Sadece ses var, değil mi?”
+Evet sesli görüşme telefonu bu. Şu gördüğünüz kabloya bağlı parçaya ahize deniyor. Onu
alıp kulağına tutuyorsun, üst kısmından ses geliyor, alt kısmına konuşuyorsun ve sesin
iletiliyor. Eskiden en hızlı iletişim aracı bu telefonlarmış.
“Şimdi biri bunu kullanmaya kalksa deli diye içeri atarlar”, “Affedersiniz!
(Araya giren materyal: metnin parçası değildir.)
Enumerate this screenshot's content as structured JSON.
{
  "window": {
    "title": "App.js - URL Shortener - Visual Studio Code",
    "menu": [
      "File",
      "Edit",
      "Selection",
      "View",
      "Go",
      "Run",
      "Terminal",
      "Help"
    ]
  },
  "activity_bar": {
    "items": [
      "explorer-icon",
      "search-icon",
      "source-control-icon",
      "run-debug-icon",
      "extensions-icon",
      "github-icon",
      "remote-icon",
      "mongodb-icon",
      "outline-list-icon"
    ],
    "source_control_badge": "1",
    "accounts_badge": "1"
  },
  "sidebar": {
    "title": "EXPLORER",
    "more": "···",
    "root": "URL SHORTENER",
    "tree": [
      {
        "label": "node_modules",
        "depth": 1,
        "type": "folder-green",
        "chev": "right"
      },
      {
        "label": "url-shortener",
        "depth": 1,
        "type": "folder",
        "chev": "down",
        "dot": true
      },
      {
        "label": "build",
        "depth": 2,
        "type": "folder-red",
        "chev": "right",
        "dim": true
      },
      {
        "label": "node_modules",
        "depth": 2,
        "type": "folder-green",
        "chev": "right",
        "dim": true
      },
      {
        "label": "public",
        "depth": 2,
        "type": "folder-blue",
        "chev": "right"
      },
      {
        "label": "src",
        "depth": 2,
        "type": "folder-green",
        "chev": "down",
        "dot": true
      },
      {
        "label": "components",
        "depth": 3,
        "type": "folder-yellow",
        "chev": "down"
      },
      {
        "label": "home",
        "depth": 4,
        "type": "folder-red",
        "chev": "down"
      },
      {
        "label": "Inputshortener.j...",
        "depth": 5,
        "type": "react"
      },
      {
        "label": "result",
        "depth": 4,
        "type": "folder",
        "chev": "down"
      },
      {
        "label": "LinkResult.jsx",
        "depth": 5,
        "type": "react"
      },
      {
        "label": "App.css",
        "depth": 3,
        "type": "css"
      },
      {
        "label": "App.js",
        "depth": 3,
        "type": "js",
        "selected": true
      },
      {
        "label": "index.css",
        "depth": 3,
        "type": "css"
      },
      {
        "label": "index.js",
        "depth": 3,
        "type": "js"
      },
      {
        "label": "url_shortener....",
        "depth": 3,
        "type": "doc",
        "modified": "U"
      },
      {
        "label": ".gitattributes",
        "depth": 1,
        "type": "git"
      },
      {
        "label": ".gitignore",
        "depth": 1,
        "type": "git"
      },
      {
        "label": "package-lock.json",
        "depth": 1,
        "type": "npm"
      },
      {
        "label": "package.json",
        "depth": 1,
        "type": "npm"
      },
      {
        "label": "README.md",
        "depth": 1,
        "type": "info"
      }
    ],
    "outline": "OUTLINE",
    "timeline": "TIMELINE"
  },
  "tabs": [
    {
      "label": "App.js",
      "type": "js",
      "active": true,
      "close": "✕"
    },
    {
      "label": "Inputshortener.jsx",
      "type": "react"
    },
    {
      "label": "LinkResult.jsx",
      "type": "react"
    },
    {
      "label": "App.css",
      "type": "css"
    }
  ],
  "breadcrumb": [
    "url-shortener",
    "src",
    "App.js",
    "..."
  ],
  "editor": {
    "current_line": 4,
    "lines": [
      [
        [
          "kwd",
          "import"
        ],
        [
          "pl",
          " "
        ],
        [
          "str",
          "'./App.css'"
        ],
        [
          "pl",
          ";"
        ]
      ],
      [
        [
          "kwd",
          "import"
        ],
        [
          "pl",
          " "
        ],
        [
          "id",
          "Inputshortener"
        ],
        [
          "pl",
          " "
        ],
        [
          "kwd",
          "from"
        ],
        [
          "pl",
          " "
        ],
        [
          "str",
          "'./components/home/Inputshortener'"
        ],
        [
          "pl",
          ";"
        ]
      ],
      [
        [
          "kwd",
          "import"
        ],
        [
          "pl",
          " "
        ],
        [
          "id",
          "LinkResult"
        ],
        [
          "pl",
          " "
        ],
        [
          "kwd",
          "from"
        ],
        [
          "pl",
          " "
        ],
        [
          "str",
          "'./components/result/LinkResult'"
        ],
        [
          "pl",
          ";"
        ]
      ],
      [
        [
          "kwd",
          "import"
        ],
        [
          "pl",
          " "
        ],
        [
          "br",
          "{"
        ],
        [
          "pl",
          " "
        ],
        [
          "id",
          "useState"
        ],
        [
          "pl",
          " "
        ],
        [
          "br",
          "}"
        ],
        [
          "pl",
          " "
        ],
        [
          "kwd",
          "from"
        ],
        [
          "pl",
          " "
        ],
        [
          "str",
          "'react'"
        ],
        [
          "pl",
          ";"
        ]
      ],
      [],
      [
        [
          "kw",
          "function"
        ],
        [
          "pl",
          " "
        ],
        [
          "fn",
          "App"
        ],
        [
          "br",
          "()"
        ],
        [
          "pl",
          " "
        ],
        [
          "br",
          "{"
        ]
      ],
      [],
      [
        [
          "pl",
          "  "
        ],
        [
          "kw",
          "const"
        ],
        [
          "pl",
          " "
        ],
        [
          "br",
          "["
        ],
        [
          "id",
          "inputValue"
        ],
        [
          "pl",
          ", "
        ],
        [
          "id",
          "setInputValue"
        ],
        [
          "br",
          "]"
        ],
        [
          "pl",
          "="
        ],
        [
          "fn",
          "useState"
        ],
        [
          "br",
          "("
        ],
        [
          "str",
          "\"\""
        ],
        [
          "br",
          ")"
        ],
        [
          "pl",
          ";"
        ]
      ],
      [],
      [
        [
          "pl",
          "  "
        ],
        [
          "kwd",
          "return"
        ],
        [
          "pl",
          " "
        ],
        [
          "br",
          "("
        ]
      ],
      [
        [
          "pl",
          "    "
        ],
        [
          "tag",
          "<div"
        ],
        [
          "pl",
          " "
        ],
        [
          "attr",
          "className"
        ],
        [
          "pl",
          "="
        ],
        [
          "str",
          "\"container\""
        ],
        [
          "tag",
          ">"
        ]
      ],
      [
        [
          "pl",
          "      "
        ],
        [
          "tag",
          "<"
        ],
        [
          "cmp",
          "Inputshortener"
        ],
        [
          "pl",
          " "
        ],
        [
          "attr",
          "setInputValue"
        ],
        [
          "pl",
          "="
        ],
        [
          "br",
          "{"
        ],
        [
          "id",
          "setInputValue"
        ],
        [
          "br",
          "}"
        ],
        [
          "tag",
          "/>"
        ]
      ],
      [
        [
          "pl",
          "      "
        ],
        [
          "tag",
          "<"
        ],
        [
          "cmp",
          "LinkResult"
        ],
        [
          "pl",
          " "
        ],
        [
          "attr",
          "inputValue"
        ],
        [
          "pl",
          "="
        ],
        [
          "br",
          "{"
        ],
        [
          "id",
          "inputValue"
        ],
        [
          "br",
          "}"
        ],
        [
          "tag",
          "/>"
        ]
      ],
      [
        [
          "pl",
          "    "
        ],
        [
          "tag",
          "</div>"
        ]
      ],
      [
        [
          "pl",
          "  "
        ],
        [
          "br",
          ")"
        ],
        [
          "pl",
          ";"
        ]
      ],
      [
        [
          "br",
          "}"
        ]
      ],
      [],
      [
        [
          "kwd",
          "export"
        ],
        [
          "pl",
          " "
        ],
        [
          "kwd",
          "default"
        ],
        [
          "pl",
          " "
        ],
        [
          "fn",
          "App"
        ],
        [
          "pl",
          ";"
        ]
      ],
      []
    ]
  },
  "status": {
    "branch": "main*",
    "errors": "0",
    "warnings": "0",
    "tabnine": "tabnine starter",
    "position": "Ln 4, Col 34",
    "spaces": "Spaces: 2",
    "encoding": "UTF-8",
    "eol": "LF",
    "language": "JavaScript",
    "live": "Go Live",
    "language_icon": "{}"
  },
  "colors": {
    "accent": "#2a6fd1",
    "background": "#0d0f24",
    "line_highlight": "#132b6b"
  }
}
Bir elinde eliyle şu
koca şeyi tutarken insanlar nasıl makyaj yapıyormuş?”, “Ne makyajı kızım! Yüzyıllar önce
makyajı nereden bilsin insanlar?”…
+Teşekkürler kızlar.
-Seni hiç böyle bir telefona dokundun mu? diye sordu Zeynep heyecanla Neva’ya.
+Hayır! Neden ki?
-Sanki sen icat etmişsin gibi bilgi verdiğin kızlara da onun için sordum.
Elif araya girerek:
-Şimdi kime soralım?
+Verin bana görseli. Ben şu çifte sorayım. Bunlar yeni evli gibi duruyor. Merhaba size bir
resim gösterip fikrinizi alabilir miyim?
“Neden olmasın, değil mi Adem”, “Tabii canım.”
-Bu görüntü nedir sizce?
“Bu bir telefon! Sanki bunun masada olanını gördük. Nerede gördük Adem?”, “Canım,
Kurtuluş Savaşı’nı gösteren resimlerde gördük. Müzede. Şu siyah şeyin aynısını tutuyordu.
Ben ‘Bu da ne böyle! Ne yapıyor ki bu adam?’ diye sormuştum.”, “Evet, değil mi? Resmin
altında ‘telefonla konuşuyor’ diye bir şeyler yazıyordu. Telefon değil mi bu?”
-Evet tebrik ediyorum. Bu bir telefon. Bununla sadece sesli görüşme yapabiliyormuş
insanlar.
“Aşkım ben seni bir dakika görmesem dayanamam. O zamanki insanlar nasıl yaşıyorlarmış
ki?”, “Canım salla onları. O Karanlık çağ biteli çok oldu. Işınlanmanın herkesin kullanıma
açılacağı bu günlerde tarihe yolculuk gibi bir şey yaşadık say.”
-Teşekkürler. Size iyi gezmeler ve mutluluklar.
+Şimdi kime soralım?
-Baksanıza! Şu yaşta çift nasıl olur?
-Harika olur. Şunlara bak ya, ne tatlılar. Kaç yaşına gelmişler hala el ele genç aşıklar gibi.
+Birbirlerine nasıl da gözleri parlayarak bakıyorlar. Bunlar hala birbirlerine deliler gibi aşık.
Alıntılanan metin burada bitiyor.